Years on, with international reach and a brand recognised not only as a standard-setter but as a community, it’s clear which decision was made. Chefs Brigade began with a desire to contribute. To create in service of kitchens and the chefs who keep them abuzz with tradition and novelty alike.
We realised that working within the culinary and service world does not automatically guarantee proximity. How a brand participates in its industry is always a result of intention, consistency, and choice. It is why we lean as much on our company values and vision as we do on our collective skillset in building community. We believe the best way to create for chefs is to create with them, building from the ground up.
When we create our garments, everything from our design process to how we market and distribute our pieces is informed by our deep understanding of the industry at large. Staying close to that reality allows us to align what works with feedback that helps us improve what doesn’t. This ensures we are not only contributing to something longstanding, but helping shape necessary changes in industry standards, kitchens, morale, and beyond.
While decision-makers are often removed from the reality of the kitchen, Chefs Brigade exists to bridge that gap, ensuring that what is purchased reflects how chefs actually work, move, and endure their environments. This means translating lived kitchen experience into the choices that shape the design and real-world application of what gets bought. The result is not just better garments, but chefs who feel more supported, comfortable, and understood in what they wear.
By actively participating in the community we serve, we strive to challenge what no longer serves them back. For too long, chefs and the pursuit of culinary mastery have been made synonymous with struggle.
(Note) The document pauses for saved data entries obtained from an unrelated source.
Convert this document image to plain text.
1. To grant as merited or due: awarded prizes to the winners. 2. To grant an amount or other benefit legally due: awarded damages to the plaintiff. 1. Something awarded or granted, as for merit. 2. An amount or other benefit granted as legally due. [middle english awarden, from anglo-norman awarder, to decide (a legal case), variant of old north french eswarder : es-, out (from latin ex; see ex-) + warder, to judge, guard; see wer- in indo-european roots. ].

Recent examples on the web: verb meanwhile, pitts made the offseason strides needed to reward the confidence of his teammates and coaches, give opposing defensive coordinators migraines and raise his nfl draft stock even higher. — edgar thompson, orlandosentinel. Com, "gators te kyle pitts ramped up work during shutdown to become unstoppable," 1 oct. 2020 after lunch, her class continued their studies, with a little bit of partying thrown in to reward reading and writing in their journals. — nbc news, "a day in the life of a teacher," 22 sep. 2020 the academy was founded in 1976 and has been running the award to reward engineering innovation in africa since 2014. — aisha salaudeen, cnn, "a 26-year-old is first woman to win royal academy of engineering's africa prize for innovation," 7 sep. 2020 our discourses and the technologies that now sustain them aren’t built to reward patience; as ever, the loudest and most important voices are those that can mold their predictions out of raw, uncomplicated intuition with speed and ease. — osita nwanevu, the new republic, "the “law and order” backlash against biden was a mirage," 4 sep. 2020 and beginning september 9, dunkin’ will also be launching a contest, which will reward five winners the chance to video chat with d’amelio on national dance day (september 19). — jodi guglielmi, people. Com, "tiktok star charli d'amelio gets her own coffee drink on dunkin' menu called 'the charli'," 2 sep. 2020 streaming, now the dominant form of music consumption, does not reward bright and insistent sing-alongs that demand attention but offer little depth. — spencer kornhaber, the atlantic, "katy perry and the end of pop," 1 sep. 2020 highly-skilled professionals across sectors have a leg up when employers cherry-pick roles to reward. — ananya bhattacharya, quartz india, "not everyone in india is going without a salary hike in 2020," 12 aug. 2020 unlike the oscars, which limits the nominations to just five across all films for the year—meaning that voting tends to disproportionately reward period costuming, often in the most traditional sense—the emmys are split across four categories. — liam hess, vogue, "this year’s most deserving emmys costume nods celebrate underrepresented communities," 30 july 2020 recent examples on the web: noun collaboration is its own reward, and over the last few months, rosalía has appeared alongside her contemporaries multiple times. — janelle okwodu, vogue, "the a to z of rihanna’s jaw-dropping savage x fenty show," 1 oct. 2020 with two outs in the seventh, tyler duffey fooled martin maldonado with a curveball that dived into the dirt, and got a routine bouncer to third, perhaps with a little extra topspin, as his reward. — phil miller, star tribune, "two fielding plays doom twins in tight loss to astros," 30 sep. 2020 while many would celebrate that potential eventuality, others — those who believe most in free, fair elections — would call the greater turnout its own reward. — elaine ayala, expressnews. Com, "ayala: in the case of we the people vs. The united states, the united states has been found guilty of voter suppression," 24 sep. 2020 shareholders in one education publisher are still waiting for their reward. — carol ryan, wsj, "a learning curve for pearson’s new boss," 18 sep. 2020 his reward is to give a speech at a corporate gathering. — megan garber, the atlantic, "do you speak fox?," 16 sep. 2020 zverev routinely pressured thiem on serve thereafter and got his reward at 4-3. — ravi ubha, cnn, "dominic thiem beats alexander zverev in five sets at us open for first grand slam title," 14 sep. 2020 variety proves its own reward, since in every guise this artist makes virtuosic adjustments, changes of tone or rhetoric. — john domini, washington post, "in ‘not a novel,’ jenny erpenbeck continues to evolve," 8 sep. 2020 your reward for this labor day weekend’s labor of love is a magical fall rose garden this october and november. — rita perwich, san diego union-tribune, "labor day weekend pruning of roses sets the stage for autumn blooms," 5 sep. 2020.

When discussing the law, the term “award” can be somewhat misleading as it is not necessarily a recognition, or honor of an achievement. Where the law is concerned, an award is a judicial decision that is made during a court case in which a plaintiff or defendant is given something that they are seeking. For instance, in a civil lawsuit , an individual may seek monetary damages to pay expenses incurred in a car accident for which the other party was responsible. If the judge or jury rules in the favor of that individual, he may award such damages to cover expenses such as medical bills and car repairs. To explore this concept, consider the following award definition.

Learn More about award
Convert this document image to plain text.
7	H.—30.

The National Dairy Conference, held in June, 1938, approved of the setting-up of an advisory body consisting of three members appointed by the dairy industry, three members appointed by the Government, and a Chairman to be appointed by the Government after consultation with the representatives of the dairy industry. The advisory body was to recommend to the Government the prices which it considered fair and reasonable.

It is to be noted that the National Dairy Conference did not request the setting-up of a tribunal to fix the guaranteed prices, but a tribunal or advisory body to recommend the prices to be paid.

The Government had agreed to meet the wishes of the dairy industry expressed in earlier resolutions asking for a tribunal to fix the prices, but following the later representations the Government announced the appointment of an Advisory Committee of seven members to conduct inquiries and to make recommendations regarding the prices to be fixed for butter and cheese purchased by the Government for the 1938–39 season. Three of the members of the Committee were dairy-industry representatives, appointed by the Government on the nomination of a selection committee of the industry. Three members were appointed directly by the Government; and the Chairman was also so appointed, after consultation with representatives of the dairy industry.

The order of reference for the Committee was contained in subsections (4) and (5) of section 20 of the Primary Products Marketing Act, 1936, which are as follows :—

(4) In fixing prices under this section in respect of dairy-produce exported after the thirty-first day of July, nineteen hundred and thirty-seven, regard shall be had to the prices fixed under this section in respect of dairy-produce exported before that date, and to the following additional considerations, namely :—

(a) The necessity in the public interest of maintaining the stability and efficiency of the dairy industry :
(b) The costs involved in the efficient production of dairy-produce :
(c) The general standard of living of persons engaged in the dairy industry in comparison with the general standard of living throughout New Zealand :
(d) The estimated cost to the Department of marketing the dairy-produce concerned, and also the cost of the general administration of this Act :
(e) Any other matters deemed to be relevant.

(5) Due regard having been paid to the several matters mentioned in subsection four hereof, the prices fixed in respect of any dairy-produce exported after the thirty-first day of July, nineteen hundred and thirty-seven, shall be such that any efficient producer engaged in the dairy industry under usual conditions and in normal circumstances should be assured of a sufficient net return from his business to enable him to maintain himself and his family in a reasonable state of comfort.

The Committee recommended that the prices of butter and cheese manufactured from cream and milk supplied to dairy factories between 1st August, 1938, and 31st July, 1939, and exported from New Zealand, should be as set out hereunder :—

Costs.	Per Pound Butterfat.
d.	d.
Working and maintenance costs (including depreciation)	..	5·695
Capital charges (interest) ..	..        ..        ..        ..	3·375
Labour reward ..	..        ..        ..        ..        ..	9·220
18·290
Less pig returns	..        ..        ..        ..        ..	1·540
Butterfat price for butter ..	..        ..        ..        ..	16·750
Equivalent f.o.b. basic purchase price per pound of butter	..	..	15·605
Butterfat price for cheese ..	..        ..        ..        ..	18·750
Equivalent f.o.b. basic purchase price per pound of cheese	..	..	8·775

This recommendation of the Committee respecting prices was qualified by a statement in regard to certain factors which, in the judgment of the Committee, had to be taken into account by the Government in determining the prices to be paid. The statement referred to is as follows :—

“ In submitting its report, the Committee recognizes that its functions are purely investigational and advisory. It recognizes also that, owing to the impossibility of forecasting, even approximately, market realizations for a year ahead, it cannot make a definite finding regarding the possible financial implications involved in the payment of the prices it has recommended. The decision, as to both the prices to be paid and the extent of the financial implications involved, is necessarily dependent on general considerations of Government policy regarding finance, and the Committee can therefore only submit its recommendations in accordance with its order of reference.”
The industry has grown comfortable with romanticising hardship, equating burnout with identity and glamorising thankless overworking with proof of dedication and tenacity. We understand that changing this narrative will take time and many brave voices challenging the status quo. We rally alongside those voices, however, through our own dedication and hard work - creating garments with real support. Chefswear that understands the strain and reduces it where possible.
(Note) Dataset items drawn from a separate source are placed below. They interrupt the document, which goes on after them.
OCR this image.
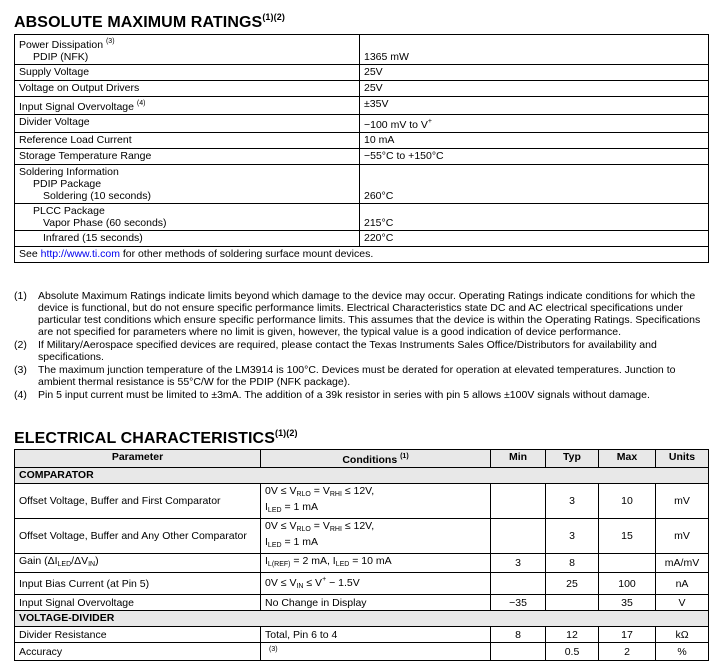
ABSOLUTE MAXIMUM $RATINGS^{(1)(2)}$
Power Dissipation $^{(3)}$
PDIP (NFK)	1365 mW
Supply Voltage	25V
Voltage on Output Drivers	25V
Input Signal Overvoltage $^{(4)}$	±35V
Divider Voltage	−100 mV to V+
Reference Load Current	10 mA
Storage Temperature Range	−55°C to +150°C
Soldering Information
PDIP Package
Soldering (10 seconds)	260°C
PLCC Package
Vapor Phase (60 seconds)	215°C
Infrared (15 seconds)	220°C
See http://www.ti.com for other methods of soldering surface mount devices.	
(1)	Absolute Maximum Ratings indicate limits beyond which damage to the device may occur. Operating Ratings indicate conditions for which the device is functional, but do not ensure specific performance limits. Electrical Characteristics state DC and AC electrical specifications under particular test conditions which ensure specific performance limits. This assumes that the device is within the Operating Ratings. Specifications are not specified for parameters where no limit is given, however, the typical value is a good indication of device performance.
(2)	If Military/Aerospace specified devices are required, please contact the Texas Instruments Sales Office/Distributors for availability and specifications.
(3)	The maximum junction temperature of the LM3914 is 100°C. Devices must be derated for operation at elevated temperatures. Junction to ambient thermal resistance is 55°C/W for the PDIP (NFK package).
(4)	Pin 5 input current must be limited to ±3mA. The addition of a 39k resistor in series with pin 5 allows ±100V signals without damage.
ELECTRICAL $CHARACTERISTICS^{(1)(2)}$
Parameter	Conditions $^{(1)}$	Min	Typ	Max	Units
COMPARATOR					
Offset Voltage, Buffer and First Comparator	$0V \le V_{RLO} = V_{RHI} \le 12V$,
$I_{LED} = 1$ mA		3	10	mV
Offset Voltage, Buffer and Any Other Comparator	$0V \le V_{RLO} = V_{RHI} \le 12V$,
$I_{LED} = 1$ mA		3	15	mV
Gain $(\Delta I_{LED}/\Delta V_{IN})$	$I_{L(REF)} = 2$ mA, $I_{LED} = 10$ mA	3	8		mA/mV
Input Bias Current (at Pin 5)	$0V \le V_{IN} \le V^+ - 1.5V$		25	100	nA
Input Signal Overvoltage	No Change in Display	−35		35	V
VOLTAGE-DIVIDER					
Divider Resistance	Total, Pin 6 to 4	8	12	17	kΩ
Accuracy	$^{(3)}$		0.5	2	%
This is where responsibility extends beyond product into conversation. When chefs speak about burnout, pressure, or unsustainable hours, the role of a brand is not passive observation. We strive to help kitchens achieve excellence without sacrificing wellbeing. A value we uphold by giving the often unspoken struggles of chefs the visibility they deserve. It is why we don’t just supply uniforms, but engage with the conditions those uniforms exist in. To consider the sustainability of the person wearing them as much as the product itself.
That means building garments that support movement, withstand intensity, and last through conditions that do not soften between services. It also means acknowledging that durability is not only a mark of good fabric, but about the people wearing it over time.
Over years in this work, we have created a blueprint for success. Success we qualify not by sales or vanity metrics but by the feedback of those we serve. How you choose to participate in your industry shapes everything that follows - the reach of your work, the credibility behind it, and the impact it has in the real world. At Chefs Brigade, we build with longevity in mind, celebrating what works and staying honest about what doesn’t. After all, no work exists in a vacuum. When decisions are rooted in real people and lived experience, observation becomes insight, and insight becomes something enduring and well made.